Kreative Strategien gegen rechtsextremes Merchandising
Das Problem mit rechtsextremen Symbolen
In Deutschland hat sich der Verkauf von rechtsextremer Kleidung und Accessoires zu einem lukrativen Geschäft entwickelt. Viele dieser Produkte tragen verschlüsselte Symbole oder Codes, die für Außenstehende harmlos wirken, aber in der Neonazi-Szene eine klare Bedeutung haben. Da viele Nazi-Symbole in Deutschland verboten sind, weichen die Händler auf Abkürzungen aus. Aus "Hitler" wird zum Beispiel "HTLR".
Die Kampagne "Recht gegen rechts"
Die Kampagne "Recht gegen rechts" hat einen innovativen Ansatz gefunden, um gegen dieses Problem vorzugehen. Sie sichert sich die Markenrechte an diesen verschlüsselten Symbolen und rechtsextremen Begriffen. Dadurch können Neonazis diese Symbole nicht mehr ohne Erlaubnis verwenden. Sollten sie es trotzdem tun, können sie rechtlich belangt werden. Die Kampagne wurde 2021 von der Werbeagentur Jung von Matt und der Organisation "Laut gegen Nazis" ins Leben gerufen.
Kreativität gegen Hass
Die Kampagne geht noch einen Schritt weiter: Sie verwandelt die rechtsextremen Codes in antifaschistische Botschaften. Ein Beispiel ist das T-Shirt mit der Aufschrift "HKNKRZ" (Abkürzung für "Hakenkreuz"). Die Buchstaben sind durchgestrichen und darunter steht: "Danke, Markenrecht: Wir haben diesen Nazi-Code als Marke eintragen lassen." So wird aus einem Hass-Symbol eine Botschaft gegen Hass.

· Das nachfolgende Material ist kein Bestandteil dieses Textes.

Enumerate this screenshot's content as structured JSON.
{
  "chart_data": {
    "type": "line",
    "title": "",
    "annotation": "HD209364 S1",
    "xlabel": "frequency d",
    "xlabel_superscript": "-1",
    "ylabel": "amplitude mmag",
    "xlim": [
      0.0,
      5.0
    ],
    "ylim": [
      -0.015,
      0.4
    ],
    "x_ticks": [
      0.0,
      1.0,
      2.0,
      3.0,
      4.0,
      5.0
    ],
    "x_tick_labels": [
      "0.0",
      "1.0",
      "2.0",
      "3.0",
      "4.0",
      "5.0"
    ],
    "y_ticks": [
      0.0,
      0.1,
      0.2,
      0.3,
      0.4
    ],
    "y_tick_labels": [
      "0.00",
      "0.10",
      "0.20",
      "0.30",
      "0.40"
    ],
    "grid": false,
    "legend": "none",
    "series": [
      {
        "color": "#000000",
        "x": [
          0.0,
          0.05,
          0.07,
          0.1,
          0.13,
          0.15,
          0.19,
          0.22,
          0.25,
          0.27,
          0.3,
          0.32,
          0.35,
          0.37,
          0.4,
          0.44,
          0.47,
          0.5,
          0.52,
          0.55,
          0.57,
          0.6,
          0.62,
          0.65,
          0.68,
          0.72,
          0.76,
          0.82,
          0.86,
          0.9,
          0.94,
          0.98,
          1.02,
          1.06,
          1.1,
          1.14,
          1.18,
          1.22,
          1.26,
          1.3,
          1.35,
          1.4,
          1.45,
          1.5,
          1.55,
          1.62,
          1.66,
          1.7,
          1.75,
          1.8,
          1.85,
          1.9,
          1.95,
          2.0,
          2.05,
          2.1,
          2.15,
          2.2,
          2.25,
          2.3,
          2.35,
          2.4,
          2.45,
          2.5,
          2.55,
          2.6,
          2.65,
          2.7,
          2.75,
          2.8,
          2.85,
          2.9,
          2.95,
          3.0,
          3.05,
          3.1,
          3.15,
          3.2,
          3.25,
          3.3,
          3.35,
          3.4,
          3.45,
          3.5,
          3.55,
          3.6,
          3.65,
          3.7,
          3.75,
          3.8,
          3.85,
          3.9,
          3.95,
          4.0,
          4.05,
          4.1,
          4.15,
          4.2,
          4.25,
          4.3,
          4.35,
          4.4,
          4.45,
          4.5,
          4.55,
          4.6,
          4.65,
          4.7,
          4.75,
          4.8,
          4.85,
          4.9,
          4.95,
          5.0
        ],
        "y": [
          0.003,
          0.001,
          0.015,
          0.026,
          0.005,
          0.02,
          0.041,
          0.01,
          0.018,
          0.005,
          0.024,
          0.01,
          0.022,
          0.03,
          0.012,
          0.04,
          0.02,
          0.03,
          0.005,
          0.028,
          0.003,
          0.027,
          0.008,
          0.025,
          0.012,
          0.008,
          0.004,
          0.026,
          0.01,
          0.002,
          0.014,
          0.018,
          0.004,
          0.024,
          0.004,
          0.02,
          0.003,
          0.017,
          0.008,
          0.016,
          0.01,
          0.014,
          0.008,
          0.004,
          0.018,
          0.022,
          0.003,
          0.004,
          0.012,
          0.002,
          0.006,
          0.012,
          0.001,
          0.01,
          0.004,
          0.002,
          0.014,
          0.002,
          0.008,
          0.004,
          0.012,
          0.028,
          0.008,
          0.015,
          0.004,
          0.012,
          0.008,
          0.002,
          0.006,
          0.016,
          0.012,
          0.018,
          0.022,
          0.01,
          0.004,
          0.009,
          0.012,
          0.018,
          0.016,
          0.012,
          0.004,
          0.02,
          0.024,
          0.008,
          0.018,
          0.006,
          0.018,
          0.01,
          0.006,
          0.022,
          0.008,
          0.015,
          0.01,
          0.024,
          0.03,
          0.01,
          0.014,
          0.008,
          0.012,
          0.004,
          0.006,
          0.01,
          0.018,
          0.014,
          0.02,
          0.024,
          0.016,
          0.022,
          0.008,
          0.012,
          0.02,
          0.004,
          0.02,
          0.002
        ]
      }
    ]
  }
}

Rechtliche und praktische Herausforderungen
Die Kampagne hat bereits einige Erfolge erzielt. Nach der Eintragung der ersten Marke verschwanden die entsprechenden Symbole innerhalb von 30 Minuten aus den Online-Shops. Dennoch gibt es Herausforderungen. Die Eintragung einer Marke ist teuer und dauert bis zu sechs Monate. Zudem gibt es immer wieder neue Codes, die schwer zu schützen sind. Die Kampagne ist auf Spenden angewiesen und wird von Hassnachrichten belästigt.